APFIT—Accelerate the Procurement and Fielding of Innovative Technologies—is designed specifically to shorten the time between prototype and operational deployment.

Instead of waiting years for traditional procurement cycles, the program pushes promising technologies directly into field testing.

Within seven months, LUCAS reportedly reached operational use.

The Startup Advantage

The speed of this transition highlights a growing trend in defense innovation.

Traditional defense contractors often require years to develop and certify new platforms.

Startups, by contrast, can move faster because they operate with smaller teams, simpler structures and fewer bureaucratic layers.

SpektreWorks demonstrated this dynamic clearly.

The company’s hiring data shows a team assembling airframes, avionics, payload systems and ground control equipment within a small multidisciplinary workforce.

For a startup, this level of flexibility can dramatically accelerate development cycles.

However, it also introduces challenges.

Scaling production, managing government contracts and building reliable supply chains require operational infrastructure that many startups initially lack.

A Crowded Market Ahead

SpektreWorks is not alone in the emerging market for loitering munitions.

Several other companies are developing similar systems, including established aerospace manufacturers and defense innovation programs such as Project Artemis.
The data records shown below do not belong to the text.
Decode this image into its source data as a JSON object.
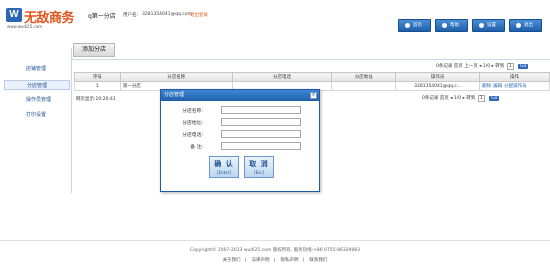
{
  "header": {
    "logo_badge": "W",
    "logo_text": "无敌商务",
    "logo_url": "www.wudi25.com",
    "store_name": "q第一分店",
    "user_label": "用户名:",
    "user_email": "3281354041@qq.com",
    "logout": "退出登录",
    "buttons": [
      {
        "label": "首页",
        "icon": "home-icon"
      },
      {
        "label": "帮助",
        "icon": "help-icon"
      },
      {
        "label": "设置",
        "icon": "settings-icon"
      },
      {
        "label": "退出",
        "icon": "exit-icon"
      }
    ]
  },
  "sidebar": {
    "items": [
      {
        "label": "店铺管理",
        "active": false
      },
      {
        "label": "分店管理",
        "active": true
      },
      {
        "label": "操作员管理",
        "active": false
      },
      {
        "label": "打印设置",
        "active": false
      }
    ]
  },
  "main": {
    "add_button": "添加分店",
    "pager_top": {
      "text": "0条记录 首页 上一页 ◂ 1/0 ▸ 转到",
      "page": "1",
      "go": "Go"
    },
    "table": {
      "columns": [
        "序号",
        "分店名称",
        "分店电话",
        "分店地址",
        "操作员",
        "操作"
      ],
      "rows": [
        {
          "index": "1",
          "name": "第一分店",
          "phone": "",
          "address": "",
          "operator": "3281354041@qq.c...",
          "ops": [
            "删除",
            "编辑",
            "分配操作员"
          ]
        }
      ]
    },
    "footer_left": "网页显示:10:20:41",
    "pager_bottom": {
      "text": "0条记录 首页 ◂ 1/0 ▸ 转到",
      "page": "1",
      "go": "Go"
    }
  },
  "dialog": {
    "title": "分店管理",
    "close": "×",
    "fields": [
      {
        "label": "分店名称:",
        "value": ""
      },
      {
        "label": "分店地址:",
        "value": ""
      },
      {
        "label": "分店电话:",
        "value": ""
      },
      {
        "label": "备    注:",
        "value": ""
      }
    ],
    "confirm": {
      "label": "确 认",
      "sub": "[Enter]"
    },
    "cancel": {
      "label": "取 消",
      "sub": "[Esc]"
    }
  },
  "footer": {
    "copyright": "Copyright© 2007-2013 wudi25.com 版权所有, 服务热线:+86 0755-86329883",
    "links": [
      "关于我们",
      "法律声明",
      "隐私声明",
      "联系我们"
    ]
  }
}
The U.S. Department of Defense has also made it clear that it intends to avoid relying on a single supplier, instead encouraging multiple manufacturers to produce large quantities of low-cost drones.

This means that the long-term market for systems like LUCAS may become highly competitive and potentially commoditized.
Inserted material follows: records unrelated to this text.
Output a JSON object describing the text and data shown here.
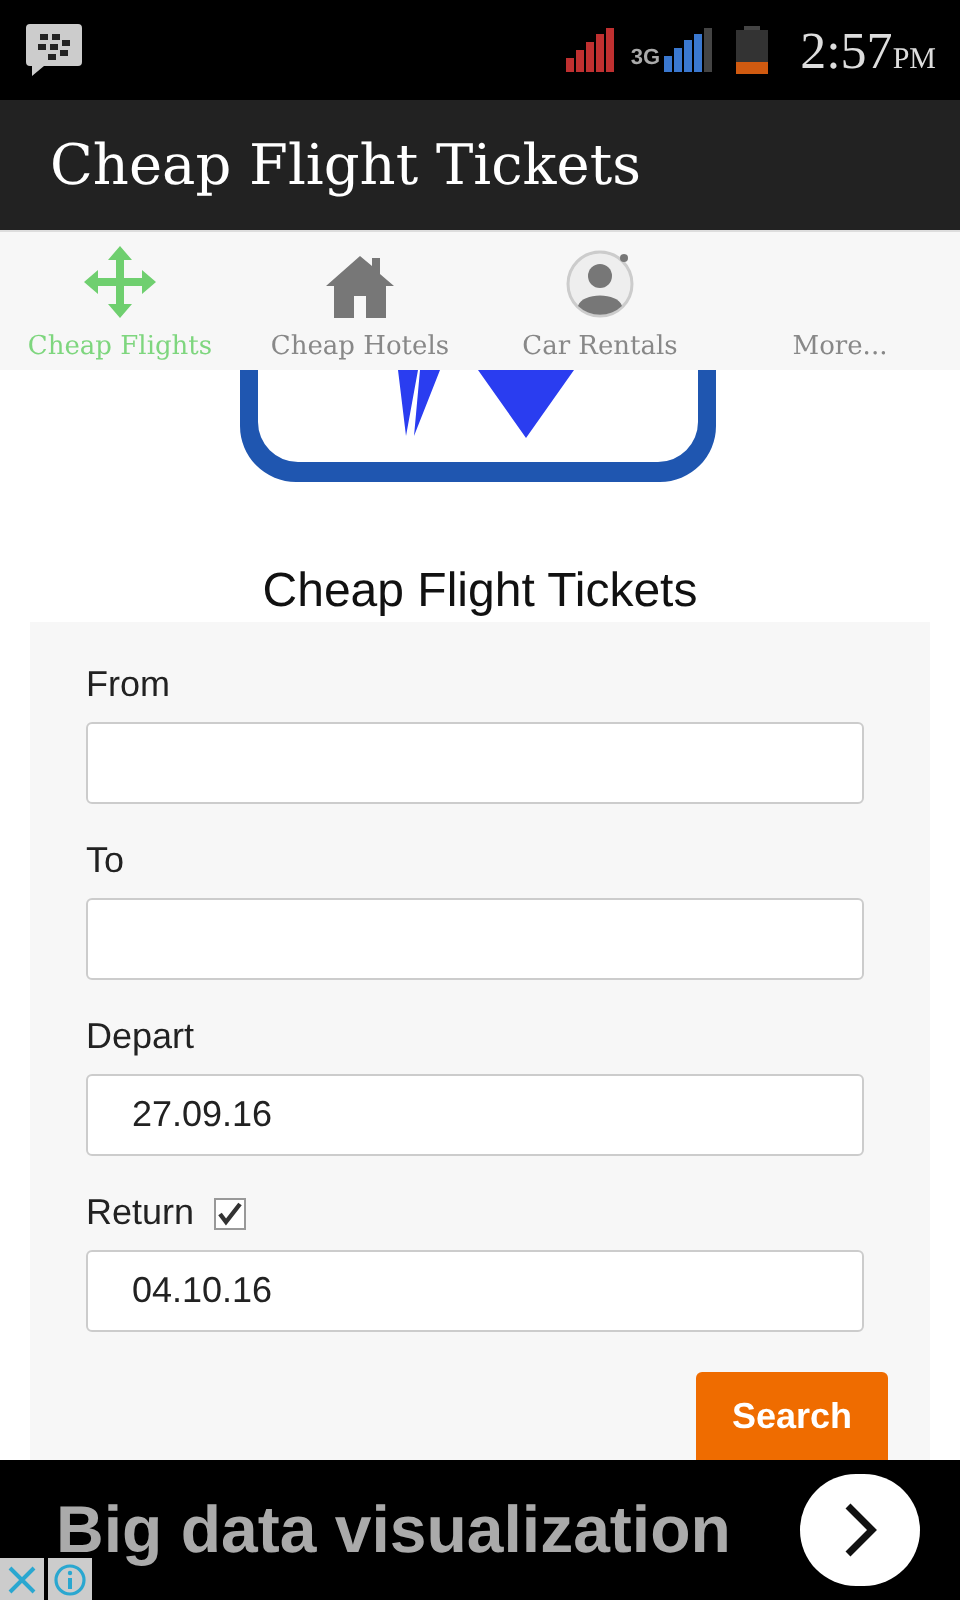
{
  "status_bar": {
    "time": "2:57",
    "ampm": "PM",
    "network": "3G"
  },
  "app_bar": {
    "title": "Cheap Flight Tickets"
  },
  "tabs": [
    {
      "label": "Cheap Flights",
      "kind": "arrows",
      "selected": true
    },
    {
      "label": "Cheap Hotels",
      "kind": "house",
      "selected": false
    },
    {
      "label": "Car Rentals",
      "kind": "person",
      "selected": false
    },
    {
      "label": "More...",
      "kind": "plain",
      "selected": false
    }
  ],
  "heading": "Cheap Flight Tickets",
  "form": {
    "fields": [
      {
        "label": "From"
      },
      {
        "label": "To"
      },
      {
        "label": "Depart",
        "value": "27.09.16"
      },
      {
        "label": "Return",
        "value": "04.10.16",
        "checked": true
      }
    ],
    "button": "Search"
  },
  "ad": {
    "text": "Big data visualization"
  }
}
The real value may lie not in the airframes themselves but in software, autonomy and swarm coordination technologies.

The Meaning of “Combat Proven”

Despite these challenges, SpektreWorks currently holds a unique advantage.

The LUCAS drone is combat proven.

In defense procurement, that label carries enormous weight.

Systems that have already been used in operational environments reduce risk for program managers deciding which technologies to adopt.

However, that advantage may only last 12 to 18 months before competitors field their own operational platforms.

The real question is whether SpektreWorks can scale quickly enough to turn its early success into a lasting position within the defense industrial base.

If it does, the company could become a powerful example of how small, fast-moving startups are reshaping the future of military technology.

If not, it may still be remembered as something equally important:

The moment when the defense procurement system began to change.